ここで、目的のバッチサイズが達成されている場合（Ｓ１１０３：Ｙｅｓ）、バッチサイズ変更部１４０は、バッチサイズ変更に係る処理を終了する。 Here, if the target batch size has been achieved (S1103: Yes), the batch size changing unit 140 ends the processing related to changing the batch size.

一方、目的のバッチサイズが達成されていない場合（Ｓ１１０３：Ｎｏ）、または追加で利用可能なＧＰＵが存在しない場合（Ｓ１１０１：Ｎｏ）、バッチサイズ変更部１４０は、現在利用中のＧＰＵのメモリに空き容量が存在するか否かを判定する（Ｓ１１０４）。 On the other hand, if the desired batch size has not been achieved (S1103: No), or if there is no additionally usable GPU (S1101: No), the batch size changing unit 140 stores It is determined whether or not there is free space (S1104).

ここで、現在利用中のＧＰＵのメモリに空き容量が存在する場合（Ｓ１１０４：Ｙｅｓ）、バッチサイズ変更部１４０は、現在利用中のＧＰＵ中のモデルを作り直すことで、バッチサイズの増加を制御する（Ｓ１１０５）。 Here, if there is free space in the memory of the GPU currently in use (S1104: Yes), the batch size changing unit 140 controls the increase in batch size by recreating the model in the GPU currently in use. (S1105).

続いて、バッチサイズ変更部１４０は、ステップＳ１１０５における処理により目的のバッチサイズを達成したかを判定する（Ｓ１１０６）。 Subsequently, the batch size changing unit 140 determines whether the target batch size has been achieved by the processing in step S1105 (S1106).

ここで、目的のバッチサイズが達成されている場合（Ｓ１１０６：Ｙｅｓ）、バッチサイズ変更部１４０は、バッチサイズ変更に係る処理を終了する。 Here, if the target batch size has been achieved (S1106: Yes), the batch size changing unit 140 ends the processing related to changing the batch size.

一方、目的のバッチサイズが達成されていない場合（Ｓ１１０６：Ｎｏ）、または現在利用中のＧＰＵのメモリに空き容量が存在しない場合（Ｓ１１０４：Ｎｏ）、バッチサイズ変更部１４０は、学習に係る計算のループ数を増加させることで、バッチサイズの増加を制御し（Ｓ１１０７）、バッチサイズ変更に係る処理を終了する。 On the other hand, if the target batch size has not been achieved (S1106: No), or if there is no free space in the memory of the GPU currently in use (S1104: No), the batch size changing unit 140 performs calculations related to learning.
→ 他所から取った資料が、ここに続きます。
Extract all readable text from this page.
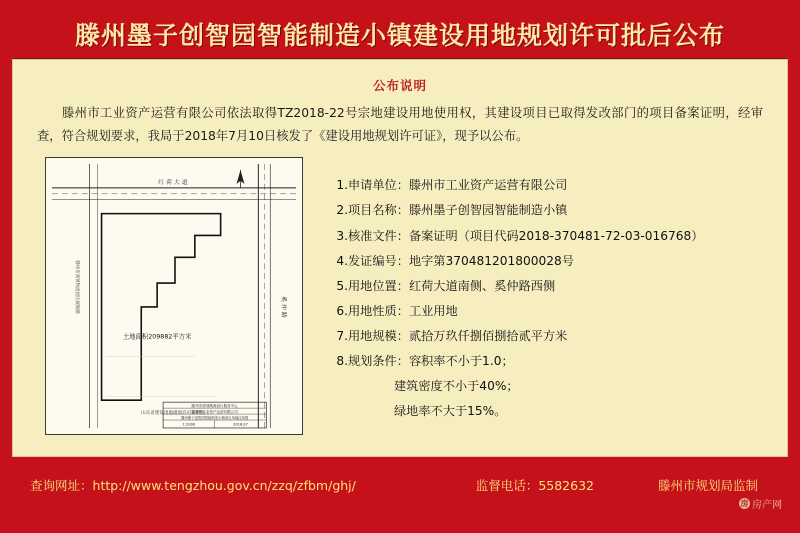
滕州墨子创智园智能制造小镇建设用地规划许可批后公布
公布说明
滕州市工业资产运营有限公司依法取得TZ2018-22号宗地建设用地使用权，其建设项目已取得发改部门的项目备案证明，经审查，符合规划要求，我局于2018年7月10日核发了《建设用地规划许可证》，现予以公布。
红 荷 大 道
奚 仲 路
滕州市商贸物流园区规划路
土地面积209882平方米
山东省建设用地规划许可证附图
滕州市规划勘测设计服务中心
滕州市工业资产运营有限公司
滕州墨子创智园智能制造小镇项目用地红线图
1:2000	2018.07
1. 申请单位： 滕州市工业资产运营有限公司
2. 项目名称： 滕州墨子创智园智能制造小镇
3. 核准文件： 备案证明（项目代码2018-370481-72-03-016768）
4. 发证编号： 地字第370481201800028号
5. 用地位置： 红荷大道南侧、奚仲路西侧
6. 用地性质： 工业用地
7. 用地规模： 贰拾万玖仟捌佰捌拾贰平方米
8. 规划条件： 容积率不小于1.0；
建筑密度不小于40%；
绿地率不大于15%。
查询网址：http://www.tengzhou.gov.cn/zzq/zfbm/ghj/	监督电话：5582632	滕州市规划局监制
房 房产网
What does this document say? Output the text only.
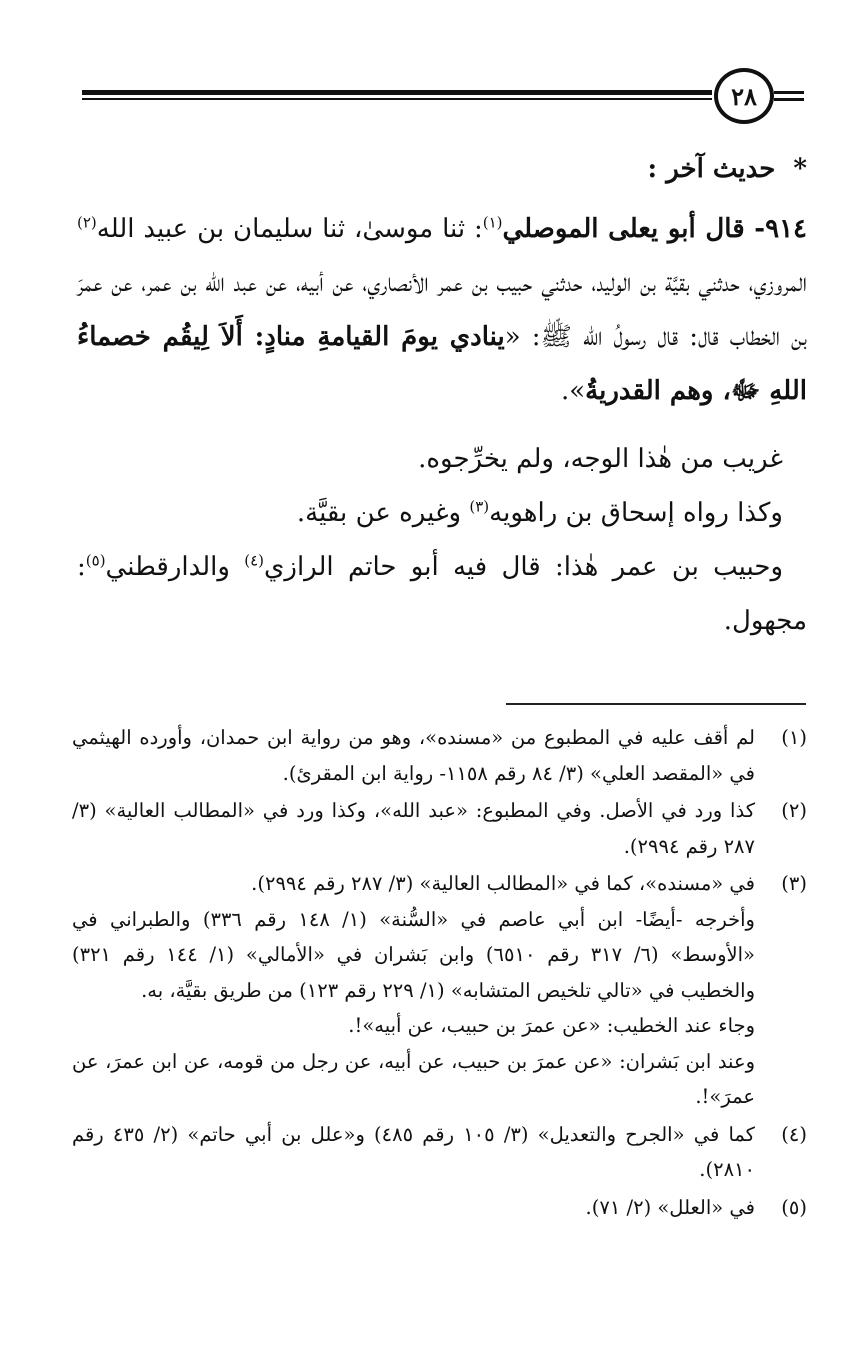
٢٨

*حديث آخر :

٩١٤- قال أبو يعلى الموصلي$^{(١)}$: ثنا موسىٰ، ثنا سليمان بن عبيد الله$^{(٢)}$ المروزي، حدثني بقيَّة بن الوليد، حدثني حبيب بن عمر الأنصاري، عن أبيه، عن عبد الله بن عمر، عن عمرَ بن الخطاب قال: قال رسولُ الله ﷺ: «ينادي يومَ القيامةِ منادٍ: أَلاَ لِيقُم خصماءُ اللهِ ﷻ، وهم القدريةُ».

غريب من هٰذا الوجه، ولم يخرِّجوه.

وكذا رواه إسحاق بن راهويه$^{(٣)}$ وغيره عن بقيَّة.

وحبيب بن عمر هٰذا: قال فيه أبو حاتم الرازي$^{(٤)}$ والدارقطني$^{(٥)}$: مجهول.

(١)
لم أقف عليه في المطبوع من «مسنده»، وهو من رواية ابن حمدان، وأورده الهيثمي في «المقصد العلي» (٣/ ٨٤ رقم ١١٥٨- رواية ابن المقرئ).
(٢)
كذا ورد في الأصل. وفي المطبوع: «عبد الله»، وكذا ورد في «المطالب العالية» (٣/ ٢٨٧ رقم ٢٩٩٤).
(٣)
في «مسنده»، كما في «المطالب العالية» (٣/ ٢٨٧ رقم ٢٩٩٤).
وأخرجه -أيضًا- ابن أبي عاصم في «السُّنة» (١/ ١٤٨ رقم ٣٣٦) والطبراني في «الأوسط» (٦/ ٣١٧ رقم ٦٥١٠) وابن بَشران في «الأمالي» (١/ ١٤٤ رقم ٣٢١) والخطيب في «تالي تلخيص المتشابه» (١/ ٢٢٩ رقم ١٢٣) من طريق بقيَّة، به.
وجاء عند الخطيب: «عن عمرَ بن حبيب، عن أبيه»!.
وعند ابن بَشران: «عن عمرَ بن حبيب، عن أبيه، عن رجل من قومه، عن ابن عمرَ، عن عمرَ»!.
(٤)
كما في «الجرح والتعديل» (٣/ ١٠٥ رقم ٤٨٥) و«علل بن أبي حاتم» (٢/ ٤٣٥ رقم ٢٨١٠).
(٥)
في «العلل» (٢/ ٧١).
By increasing the number of loops, the batch size increase is controlled (S1107), and the process related to batch size change ends.

＜２．ハードウェア構成例＞
次に、本開示の一実施形態に係る情報処理装置１０のハードウェア構成例について説明する。図１７は、本開示の一実施形態に係る情報処理装置１０のハードウェア構成例を示すブロック図である。図１７を参照すると、情報処理装置１０は、例えば、プロセッサ８７１と、ＲＯＭ８７２と、ＲＡＭ８７３と、ホストバス８７４と、ブリッジ８７５と、外部バス８７６と、インターフェース８７７と、入力装置８７８と、出力装置８７９と、ストレージ８８０と、ドライブ８８１と、接続ポート８８２と、通信装置８８３と、を有する。なお、ここで示すハードウェア構成は一例であり、構成要素の一部が省略されてもよい。また、ここで示される構成要素以外の構成要素をさらに含んでもよい。 <2. Hardware configuration example>
Next, a hardware configuration example of the information processing device 10 according to an embodiment of the present disclosure will be described. FIG. 17 is a block diagram showing a hardware configuration example of the information processing device 10 according to an embodiment of the present disclosure. Referring to FIG. 17, the information processing apparatus 10 includes, for example, a processor 871, a ROM 872, a RAM 873, a host bus 874, a bridge 875, an external bus 876, an interface 877, an input device 878, and an output device 879. , a storage 880 , a drive 881 , a connection port 882 and a communication device 883 . Note that the hardware configuration shown here is an example, and some of the components may be omitted. Moreover, it may further include components other than the components shown here.

（プロセッサ８７１）
プロセッサ８７１は、例えば、演算処理装置又は制御装置として機能し、ＲＯＭ８７２、ＲＡＭ８７３、ストレージ８８０、又はリムーバブル記録媒体９０１に記録された各種プログラムに基づいて各構成要素の動作全般又はその一部を制御する。プロセッサ８７１は、例えば、ＧＰＵやＣＰＵを含む。なお、本開示の一実施形態に係る情報処理装置１０は、少なくとも２つのＧＰＵを備える。 (processor 871)
The processor 871 functions as, for example, an arithmetic processing device or a control device, and controls the overall operation of each component or a part thereof based on various programs recorded in the ROM 872, RAM 873, storage 880, or removable recording medium 901. . The processor 871 includes, for example, GPU and CPU. Note that the information processing device 10 according to an embodiment of the present disclosure includes at least two GPUs.

（ＲＯＭ８７２、ＲＡＭ８７３）
ＲＯＭ８７２は、プロセッサ８７１に読み込まれるプログラムや演算に用いるデータ等を格納する手段である。ＲＡＭ８７３には、例えば、プロセッサ８７１に読み込まれるプログラムや、そのプログラムを実行する際に適宜変化する各種パラメータ等が一時的又は永続的に格納される。 (ROM872, RAM873)
The ROM 872 is means for storing programs to be read into the processor 871, data used for calculation, and the like. The RAM 873 temporarily or permanently stores, for example, programs to be read into the processor 871 and various parameters that change appropriately when the programs are executed.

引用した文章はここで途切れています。